By Peter Doshi, senior editor, Fiona Godlee, former editor in chief, Kamran Abbasi, editor in chief

BMJ 2022; 376 doi: https://doi.org/10.1136/bmj.o102 (Published 19 January 2022)

Pharmaceutical companies are reaping vast profits without adequate independent scrutiny of their scientific claims. The purpose of regulators is not to dance to the tune of rich global corporations and enrich them further; it is to protect the health of their populations. We need complete data transparency for all studies, we need it in the public interest, and we need it now.

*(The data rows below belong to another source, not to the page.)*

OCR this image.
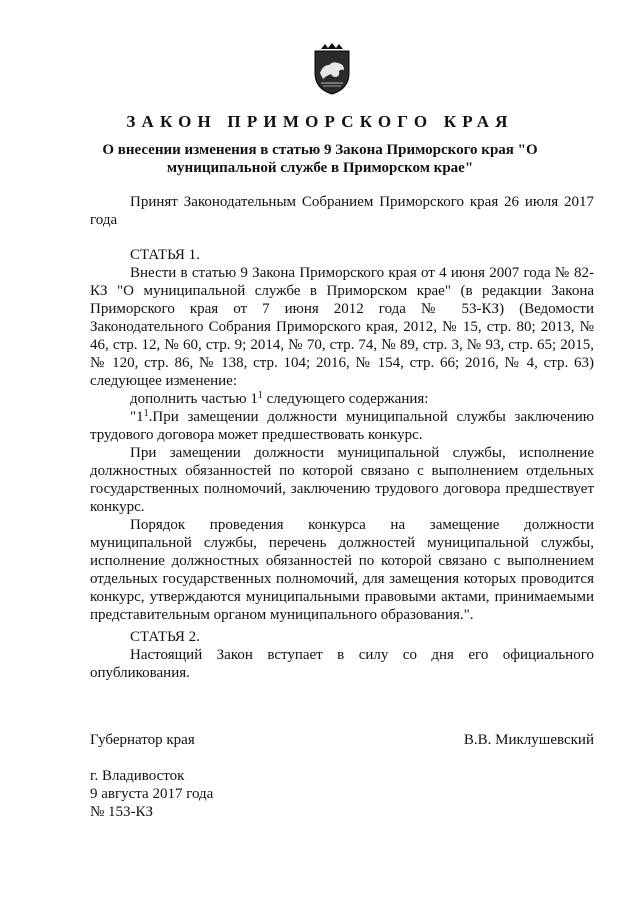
ЗАКОН ПРИМОРСКОГО КРАЯ
О внесении изменения в статью 9 Закона Приморского края "О муниципальной службе в Приморском крае"

Принят Законодательным Собранием Приморского края 26 июля 2017 года

СТАТЬЯ 1.

Внести в статью 9 Закона Приморского края от 4 июня 2007 года № 82-КЗ "О муниципальной службе в Приморском крае" (в редакции Закона Приморского края от 7 июня 2012 года № 53-КЗ) (Ведомости Законодательного Собрания Приморского края, 2012, № 15, стр. 80; 2013, № 46, стр. 12, № 60, стр. 9; 2014, № 70, стр. 74, № 89, стр. 3, № 93, стр. 65; 2015, № 120, стр. 86, № 138, стр. 104; 2016, № 154, стр. 66; 2016, № 4, стр. 63) следующее изменение:

дополнить частью $1^1$ следующего содержания:

"$1^1.При$ замещении должности муниципальной службы заключению трудового договора может предшествовать конкурс.

При замещении должности муниципальной службы, исполнение должностных обязанностей по которой связано с выполнением отдельных государственных полномочий, заключению трудового договора предшествует конкурс.

Порядок проведения конкурса на замещение должности муниципальной службы, перечень должностей муниципальной службы, исполнение должностных обязанностей по которой связано с выполнением отдельных государственных полномочий, для замещения которых проводится конкурс, утверждаются муниципальными правовыми актами, принимаемыми представительным органом муниципального образования.".

СТАТЬЯ 2.

Настоящий Закон вступает в силу со дня его официального опубликования.

Губернатор края	В.В. Миклушевский
г. Владивосток
9 августа 2017 года
№ 153-КЗ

In the pages of The BMJ a decade ago, in the middle of a different pandemic, it came to light that governments around the world had spent billions stockpiling antivirals for influenza that had not been shown to reduce the risk of complications, hospital admissions, or death. The majority of trials that underpinned regulatory approval and government stockpiling of oseltamivir (Tamiflu) were sponsored by the manufacturer; most were unpublished, those that were published were ghostwritten by writers paid by the manufacturer, the people listed as principal authors lacked access to the raw data, and academics who requested access to the data for independent analysis were denied.

The Tamiflu saga heralded a decade of unprecedented attention to the importance of sharing clinical trial data. Public battles for drug company data, transparency campaigns with thousands of signatures, strengthened journal data sharing requirements, explicit commitments from companies to share data, new data access website portals, and landmark transparency policies from medicines regulators all promised a new era in data transparency.

Progress was made, but clearly not enough. The errors of the last pandemic are being repeated. Memories are short. Today, despite the global rollout of covid-19 vaccines and treatments, the anonymised participant level data underlying the trials for these new products remain inaccessible to doctors, researchers, and the public—and are likely to remain that way for years to come. This is morally indefensible for all trials, but especially for those involving major public health interventions.